Without labels, you can only compare the shadow model to the production model - not to the true outcome. Useful metrics: label agreement rate (do both models make the same decision at your threshold?), prediction score distribution comparison (KS test or histogram overlap), mean absolute difference in predicted probabilities, and segmented comparison across feature slices (age bucket, transaction size, device type). These metrics tell you how different the two models are, not which is better. To know which is better, you must wait for ground truth labels and compute offline metrics retrospectively on the shadow predictions.

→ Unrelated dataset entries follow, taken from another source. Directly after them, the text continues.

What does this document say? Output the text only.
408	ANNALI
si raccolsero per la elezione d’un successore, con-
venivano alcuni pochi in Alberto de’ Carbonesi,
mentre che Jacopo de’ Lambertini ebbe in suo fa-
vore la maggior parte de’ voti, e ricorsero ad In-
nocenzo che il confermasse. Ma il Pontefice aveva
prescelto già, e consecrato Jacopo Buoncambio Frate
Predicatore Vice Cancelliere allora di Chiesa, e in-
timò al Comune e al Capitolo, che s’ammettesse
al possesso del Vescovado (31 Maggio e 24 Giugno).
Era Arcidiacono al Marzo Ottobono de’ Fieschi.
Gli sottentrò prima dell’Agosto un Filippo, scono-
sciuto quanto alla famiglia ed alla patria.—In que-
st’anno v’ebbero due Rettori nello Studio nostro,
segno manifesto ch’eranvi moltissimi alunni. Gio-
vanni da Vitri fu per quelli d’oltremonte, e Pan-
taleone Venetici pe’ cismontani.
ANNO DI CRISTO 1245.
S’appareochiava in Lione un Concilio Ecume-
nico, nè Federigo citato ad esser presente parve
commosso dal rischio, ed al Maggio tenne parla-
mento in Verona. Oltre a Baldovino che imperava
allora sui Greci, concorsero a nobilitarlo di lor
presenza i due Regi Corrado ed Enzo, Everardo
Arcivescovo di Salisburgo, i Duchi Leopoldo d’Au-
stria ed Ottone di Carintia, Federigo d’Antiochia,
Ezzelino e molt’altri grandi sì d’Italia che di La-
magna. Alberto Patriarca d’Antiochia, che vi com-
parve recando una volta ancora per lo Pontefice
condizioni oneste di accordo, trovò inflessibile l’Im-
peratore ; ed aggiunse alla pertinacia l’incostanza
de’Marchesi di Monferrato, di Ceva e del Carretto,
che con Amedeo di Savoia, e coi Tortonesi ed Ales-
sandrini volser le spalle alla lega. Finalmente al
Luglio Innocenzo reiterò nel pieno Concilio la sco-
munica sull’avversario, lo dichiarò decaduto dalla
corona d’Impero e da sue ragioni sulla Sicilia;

Q: What is the minimum shadow duration and sample size before graduating to canary?
Rules of thumb: minimum 72 hours (to cover multiple full cycles of daily/weekly traffic variation), minimum 50,000 shadow predictions (for statistical significance in segmented analysis), and minimum 1,000 samples in each important subgroup you want to validate separately. For seasonal businesses or fraud models with rare high-value transaction patterns, you may need longer - 1-2 weeks to observe enough rare events. Define these thresholds before running the shadow, not after - looking at data and then choosing thresholds based on what you see is a form of data leakage.
Q: How would you handle a shadow model that is consistently 50ms slower than production?
A 50ms latency regression in shadow mode does not affect users (shadow is not in the critical path) but it is a strong signal that the new model has a latency problem that will affect the SLA if it is promoted to production. Investigate: is the model architecture larger? is it missing quantization or TorchScript compilation? is it hitting a cold GPU path that production does not? Fix the latency issue before graduating to canary. If the latency cannot be fixed within the required budget, the model cannot be deployed - a model that is more accurate but breaks the SLA is worse than the current model.
Q: Describe how you would use shadow deployment for a new LLM - different from a classifier?
LLM shadow comparison cannot use exact match or score difference - outputs are free-form text. Instead: (1) Use semantic similarity (embedding cosine similarity) to measure how much the shadow and production outputs mean the same thing. (2) Sample outputs manually at a set rate (e.g., 100 per day) for human quality review. (3) Measure format compliance (does the shadow output follow required JSON structure, word count limits, tone guidelines). (4) Measure latency and token count - LLMs that generate more tokens are slower and more expensive. (5) For task-specific LLMs (code generation, SQL), run the outputs through automated evaluation (execute the code, run the SQL) and measure pass rate. Graduation criteria should include human reviewer approval in addition to automated metrics.